General Summary
Les ambassadeurs se succèdent à un rythme effréné. A peine ai-je le temps de coucher sur papier les évènements du jour que les suivants s’enchaînent – à croire que véritablement ma cervelle est trop légère pour garder tout en tête. Voici, j’espère de façon à peu près cohérente, les différentes ambassades reçues entre le 15 et le 17 Aout 819.
Parwazee et ses tire-laines
Matriarche Frarah du Convoi Padida
A la mi-journée, la caravane Rasvan nous a reçu. Ils avaient installé leurs tentes autour de leur relique, une caravane massive qui domine tous les chapiteaux. Mis à part l’abondance de chevaux et jeunes Rasvan armés, leur campement était comme je l’imaginait : chargé d’étoffes luxueuses, de chants et des volutes de leur thé épicé. Presque… nostalgique. Si leur peau est à peine plus colorée que celle des humains, ils savent tisser des plumages fabuleux. Chez des éréfins, une telle abondance de couleurs frôlerait l’obscène ; mais là, ça semblait vivant, presque naturel.

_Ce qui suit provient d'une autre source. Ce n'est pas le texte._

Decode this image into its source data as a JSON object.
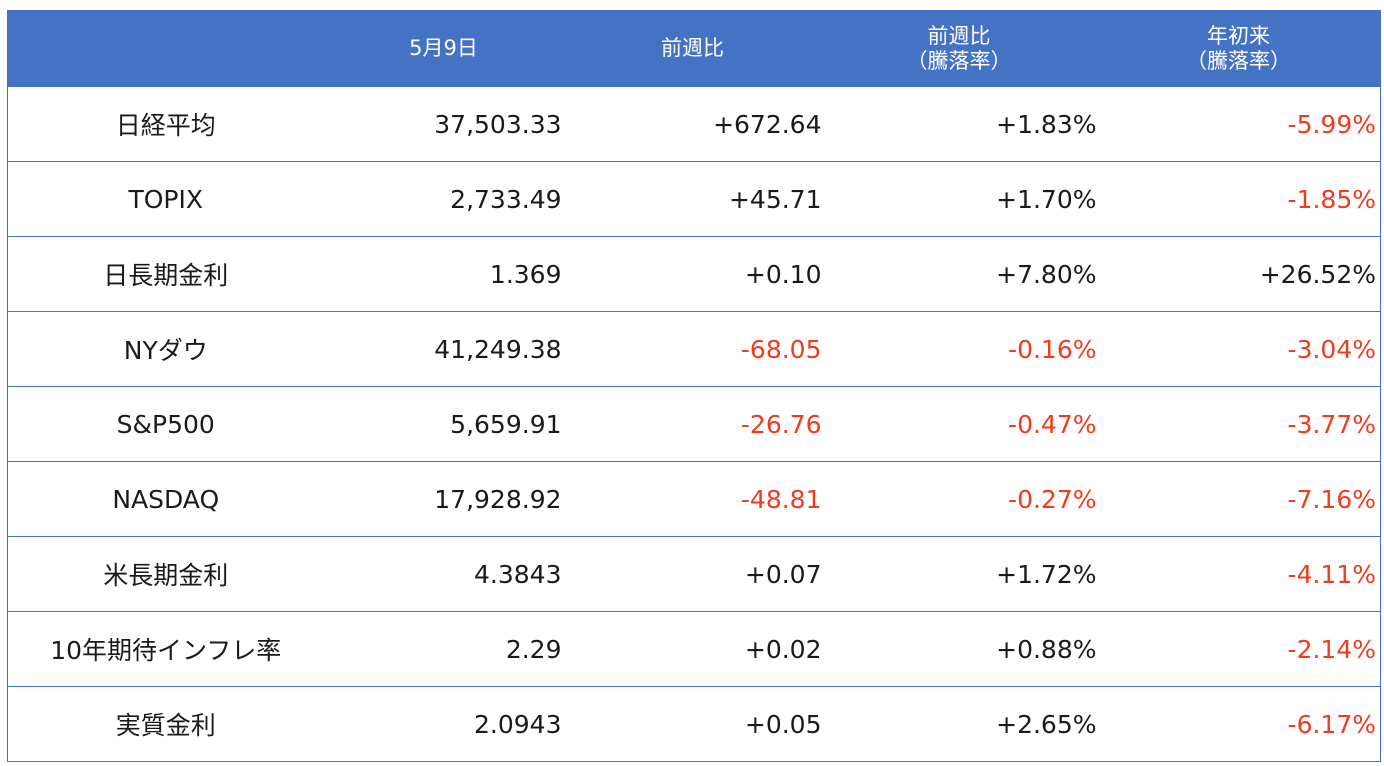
{
  "header": {
    "col0": "",
    "col1": "5月9日",
    "col2": "前週比",
    "col3_line1": "前週比",
    "col3_line2": "（騰落率）",
    "col4_line1": "年初来",
    "col4_line2": "（騰落率）"
  },
  "colors": {
    "header_bg": "#4472c4",
    "negative": "#f03c1e",
    "text": "#1a1a1a"
  },
  "rows": [
    {
      "name": "日経平均",
      "value": "37,503.33",
      "weekly_change": "+672.64",
      "weekly_pct": "+1.83%",
      "ytd_pct": "-5.99%"
    },
    {
      "name": "TOPIX",
      "value": "2,733.49",
      "weekly_change": "+45.71",
      "weekly_pct": "+1.70%",
      "ytd_pct": "-1.85%"
    },
    {
      "name": "日長期金利",
      "value": "1.369",
      "weekly_change": "+0.10",
      "weekly_pct": "+7.80%",
      "ytd_pct": "+26.52%"
    },
    {
      "name": "NYダウ",
      "value": "41,249.38",
      "weekly_change": "-68.05",
      "weekly_pct": "-0.16%",
      "ytd_pct": "-3.04%"
    },
    {
      "name": "S&P500",
      "value": "5,659.91",
      "weekly_change": "-26.76",
      "weekly_pct": "-0.47%",
      "ytd_pct": "-3.77%"
    },
    {
      "name": "NASDAQ",
      "value": "17,928.92",
      "weekly_change": "-48.81",
      "weekly_pct": "-0.27%",
      "ytd_pct": "-7.16%"
    },
    {
      "name": "米長期金利",
      "value": "4.3843",
      "weekly_change": "+0.07",
      "weekly_pct": "+1.72%",
      "ytd_pct": "-4.11%"
    },
    {
      "name": "10年期待インフレ率",
      "value": "2.29",
      "weekly_change": "+0.02",
      "weekly_pct": "+0.88%",
      "ytd_pct": "-2.14%"
    },
    {
      "name": "実質金利",
      "value": "2.0943",
      "weekly_change": "+0.05",
      "weekly_pct": "+2.65%",
      "ytd_pct": "-6.17%"
    }
  ]
}
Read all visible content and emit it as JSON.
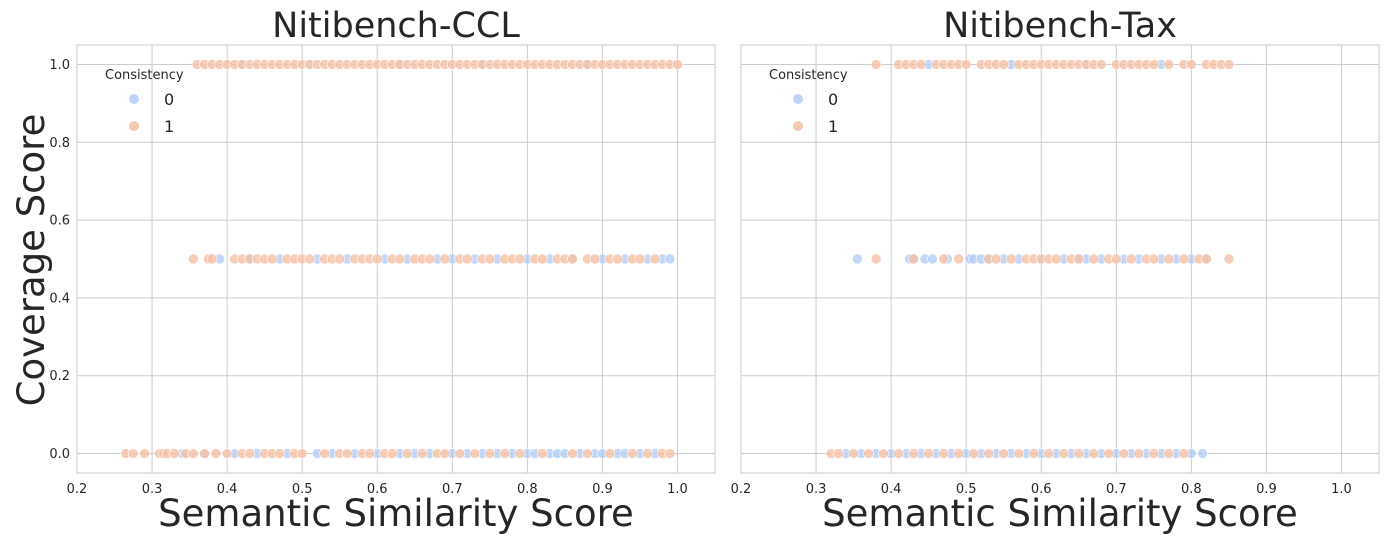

A l’opposé de l’attitude presque guindé qu’ils avaient face à nous. Clairement, ils n’ont pas l’habitude de recevoir tout en étant reçu, en tout cas pas ainsi. Les Anciennes ont toutefois marqué l’honneur rare qui leur est fait, en ouvrant les porte d’une ville à un convoi Rasvan. Mon cœur s’est serré pour eux, pour leur périple, et pour les tourments qu’ils risquent de subir ici malgré nos efforts. Un peu moins pour les marchandages douteux que Nico a pu entrapercevoir dans les profondeurs du campement.
Nous avons reçu un accueil assez franc de la Matriarche, Frarah. Elle nous a fait servir le thé, puis a invité Parwaaze à célébrer notre réunion d’une prière. S’agit-il d’un rituel habituel, ou d’une façon de sonder l’Archonte qui les avait invités ? Elle semblait satisfaite, en tout cas, puisqu’elle a invoqué la bénédiction de Shamim et nous a présenté des cadeaux. De belles pièces, par ailleurs, de gout sans être tapageuse : une selle, des outils de navigations, un coffre de graines rares sûr de ravir Nico, et un abacus en ivoire particulièrement travaillé.
Bien qu’âgée, la matriarche tient son rang et ses consœurs. J’apprécie son ton, direct mais ferme. Peut-être aussi le fait que, même si elle reconnait à Parwazee le titre d’élu de Sarahbdim, elle a démenti de façon claire l’existence même d’un quelconque temple aux Premiers Nés, à Fontambra ou ailleurs. Parwazee apprendra peut-être ainsi qu’on ne s’improvise pas Matriarche – quoique, n’est-ce pas ce que chaque Archonte tente de faire ici, à sa manière ?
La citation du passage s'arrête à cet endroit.